Lightweight LLM Compatibility & Density
DCP is viable as a system→AI data format even for sub-4B models. Read comprehension works. Generation does not. No single density level works for all models — adaptive selection is justified.
Test Environment
- Models: phi3:mini (3.8B), gemma2:2b, qwen2.5:1.5b, llama3.2:1b, qwen2.5:0.5b
- Environment: ollama 0.18.2, localhost, temperature=0, 3 runs per test
- Date: 2026-03-25/26
DCP Read Comprehension
| Model | basic_field_lookup | field_by_position | count_and_filter |
|---|---|---|---|
| phi3:mini (3.8B) | 3/3 | 3/3 | 0/3 |
| gemma2:2b | 0/3 | 0/3 | 3/3 |
| qwen2.5:1.5b | 0/3 | 3/3 | 3/3 |
| llama3.2:1b | 0/3 | 3/3 | 3/3 |
| qwen2.5:0.5b | 3/3 | 3/3 | 3/3 |
All models can read DCP data. Failure patterns are task-type-specific, not DCP-specific.
DCP Generation
| Model | valid_json | correct_order | has_all_fields |
|---|---|---|---|
| phi3:mini | 3/3 | 0/3 | 0/3 |
| gemma2:2b | 3/3 | 0/3 | 3/3 |
| qwen2.5:1.5b | 3/3 | 0/3 | 0/3 |
| llama3.2:1b | 0/3 | 0/3 | 0/3 |
| qwen2.5:0.5b | 3/3 | 0/3 | 0/3 |
correct_order = 0/3 across all models. LLMs produce valid JSON but cannot maintain positional field ordering. System-side encoder is essential for system → AI. For AI → system, the Output Controller places LLM key-value output into schema-ordered positions.
NL vs DCP Accuracy
| Model | Test | NL | DCP | DCP ≥ NL |
|---|---|---|---|---|
| phi3:mini | highest_score | 0/3 | 3/3 | ✓ |
| phi3:mini | filter_by_value | 0/3 | 0/3 | = |
| gemma2:2b | highest_score | 0/3 | 3/3 | ✓ |
| gemma2:2b | filter_by_value | 3/3 | 3/3 | = |
| llama3.2:1b | highest_score | 3/3 | 3/3 | = |
| llama3.2:1b | filter_by_value | 3/3 | 0/3 | ✗ |
| qwen2.5:0.5b | highest_score | 0/3 | 0/3 | = |
| qwen2.5:0.5b | filter_by_value | 0/3 | 0/3 | = |
DCP never consistently loses to NL. In 2 cases DCP outperforms NL — structured data is easier to extract from structured format.
Schema Density
How much schema information should accompany data? Three density levels tested:
| Level | Description | Example |
|---|---|---|
| Abbreviated | Schema ID only | $S:knowledge:v1 |
| Expanded | ID + field hints with types | $S:knowledge:v1 [action(enum) domain detail confidence:0-1] |
| Full | Complete JSON schema definition | {"id":"knowledge:v1","fields":[...],"types":{...}} |
Density Results (5 models)
| Model | Abbreviated | Expanded | Full |
|---|---|---|---|
| phi3:mini (3.8B) | 0/3 | 3/3 | 3/3 |
| gemma2:2b | 0/3 | 0/3 | 3/3 |
| qwen2.5:1.5b | 0/3 | 3/3 | 3/3 |
| llama3.2:1b | 3/3 | 0/3 | 3/3 |
| qwen2.5:0.5b | 3/3 | 0/3 | 0/3 |
No single density works for all models. Notation retest (JSON array vs custom syntax) produced identical results — notation is not the variable, model capability is.

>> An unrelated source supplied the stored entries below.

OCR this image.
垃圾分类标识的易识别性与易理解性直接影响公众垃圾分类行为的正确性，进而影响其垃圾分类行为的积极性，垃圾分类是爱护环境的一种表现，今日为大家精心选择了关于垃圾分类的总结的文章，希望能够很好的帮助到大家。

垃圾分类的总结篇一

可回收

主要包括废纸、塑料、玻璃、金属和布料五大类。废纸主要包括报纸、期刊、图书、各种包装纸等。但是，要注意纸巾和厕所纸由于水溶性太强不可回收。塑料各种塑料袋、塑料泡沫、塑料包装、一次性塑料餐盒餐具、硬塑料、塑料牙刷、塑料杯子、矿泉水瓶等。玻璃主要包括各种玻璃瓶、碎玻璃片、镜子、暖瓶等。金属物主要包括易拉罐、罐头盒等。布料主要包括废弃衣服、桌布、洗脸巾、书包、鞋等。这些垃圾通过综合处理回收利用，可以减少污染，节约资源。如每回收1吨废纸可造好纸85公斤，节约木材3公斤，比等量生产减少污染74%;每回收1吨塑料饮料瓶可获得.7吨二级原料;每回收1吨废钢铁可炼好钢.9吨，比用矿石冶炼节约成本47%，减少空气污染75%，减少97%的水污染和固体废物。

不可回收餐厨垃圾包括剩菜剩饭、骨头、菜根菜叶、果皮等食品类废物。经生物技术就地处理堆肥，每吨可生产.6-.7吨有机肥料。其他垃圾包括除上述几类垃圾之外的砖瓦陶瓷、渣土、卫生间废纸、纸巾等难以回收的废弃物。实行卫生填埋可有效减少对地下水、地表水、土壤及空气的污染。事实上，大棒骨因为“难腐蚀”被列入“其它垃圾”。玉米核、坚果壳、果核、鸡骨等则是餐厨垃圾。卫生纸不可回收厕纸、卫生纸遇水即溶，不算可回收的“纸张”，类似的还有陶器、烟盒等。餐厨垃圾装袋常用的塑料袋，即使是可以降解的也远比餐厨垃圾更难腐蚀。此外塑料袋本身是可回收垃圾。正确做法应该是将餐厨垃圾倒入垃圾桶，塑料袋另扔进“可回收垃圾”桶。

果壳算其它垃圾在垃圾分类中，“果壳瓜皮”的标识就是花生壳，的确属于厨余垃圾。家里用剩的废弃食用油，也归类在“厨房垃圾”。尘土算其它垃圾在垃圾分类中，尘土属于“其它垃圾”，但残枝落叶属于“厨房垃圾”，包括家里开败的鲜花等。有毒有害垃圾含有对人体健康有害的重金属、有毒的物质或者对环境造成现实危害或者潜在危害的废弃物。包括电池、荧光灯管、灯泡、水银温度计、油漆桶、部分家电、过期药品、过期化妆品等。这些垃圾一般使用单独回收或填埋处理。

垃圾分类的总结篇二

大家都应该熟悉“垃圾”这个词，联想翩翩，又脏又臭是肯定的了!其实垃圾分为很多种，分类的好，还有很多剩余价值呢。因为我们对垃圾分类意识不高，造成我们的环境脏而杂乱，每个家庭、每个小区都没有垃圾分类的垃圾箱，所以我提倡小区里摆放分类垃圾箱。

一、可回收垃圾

Shadow Level Comprehension
The density results led to a further question: what if we strip all protocol information and show only field names? Tested L0 (fields only), L2 (full $S protocol), L4 (NL key-value):
| Model | L0 (fields only) | L2 (full $S) | L4 (NL) |
|---|---|---|---|
| phi3:mini | 9/9 | 6/9 | 6/9 |
| gemma2:2b | 3/9 | 6/9 | 3/9 |
| llama3.2:1b | 6/9 | 3/9 | 6/9 |
L0 (fields only) is optimal for most lightweight models. Protocol information ($S, schema ID, field count) adds no value at ≤4B and actively hurts comprehension.
Conclusions
DCP works for consumption at ≤3.8B. Token savings come at no accuracy cost.

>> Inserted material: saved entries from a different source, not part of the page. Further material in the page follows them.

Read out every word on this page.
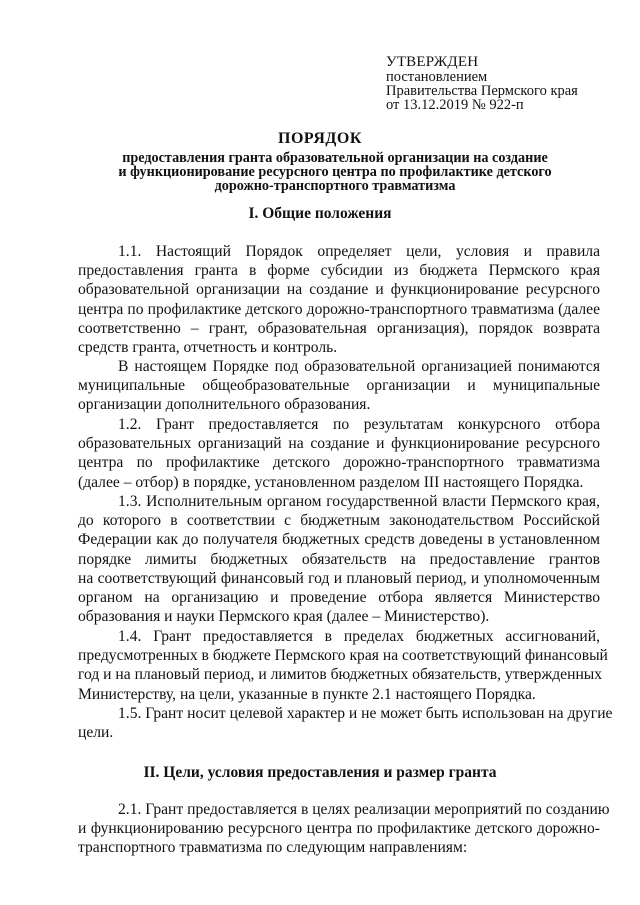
УТВЕРЖДЕН
постановлением
Правительства Пермского края
от 13.12.2019 № 922-п
ПОРЯДОК
предоставления гранта образовательной организации на создание
и функционирование ресурсного центра по профилактике детского
дорожно-транспортного травматизма
I. Общие положения
1.1. Настоящий Порядок определяет цели, условия и правила
предоставления гранта в форме субсидии из бюджета Пермского края
образовательной организации на создание и функционирование ресурсного
центра по профилактике детского дорожно-транспортного травматизма (далее
соответственно – грант, образовательная организация), порядок возврата
средств гранта, отчетность и контроль.
В настоящем Порядке под образовательной организацией понимаются
муниципальные общеобразовательные организации и муниципальные
организации дополнительного образования.
1.2. Грант предоставляется по результатам конкурсного отбора
образовательных организаций на создание и функционирование ресурсного
центра по профилактике детского дорожно-транспортного травматизма
(далее – отбор) в порядке, установленном разделом III настоящего Порядка.
1.3. Исполнительным органом государственной власти Пермского края,
до которого в соответствии с бюджетным законодательством Российской
Федерации как до получателя бюджетных средств доведены в установленном
порядке лимиты бюджетных обязательств на предоставление грантов
на соответствующий финансовый год и плановый период, и уполномоченным
органом на организацию и проведение отбора является Министерство
образования и науки Пермского края (далее – Министерство).
1.4. Грант предоставляется в пределах бюджетных ассигнований,
предусмотренных в бюджете Пермского края на соответствующий финансовый
год и на плановый период, и лимитов бюджетных обязательств, утвержденных
Министерству, на цели, указанные в пункте 2.1 настоящего Порядка.
1.5. Грант носит целевой характер и не может быть использован на другие
цели.
II. Цели, условия предоставления и размер гранта
2.1. Грант предоставляется в целях реализации мероприятий по созданию
и функционированию ресурсного центра по профилактике детского дорожно-
транспортного травматизма по следующим направлениям:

DCP generation is impossible at this size. System-side encoder is essential.
Density adaptation is justified. No single level works for all models. The agent-profile system is the correct design.
L0 (fields only) is the right default for lightweight agents. Strip protocol overhead, keep field names.
phi3:mini (~3.8B) is the practical floor for DCP consumption.
7B+ testing needed for practical thresholds. Deferred pending hardware.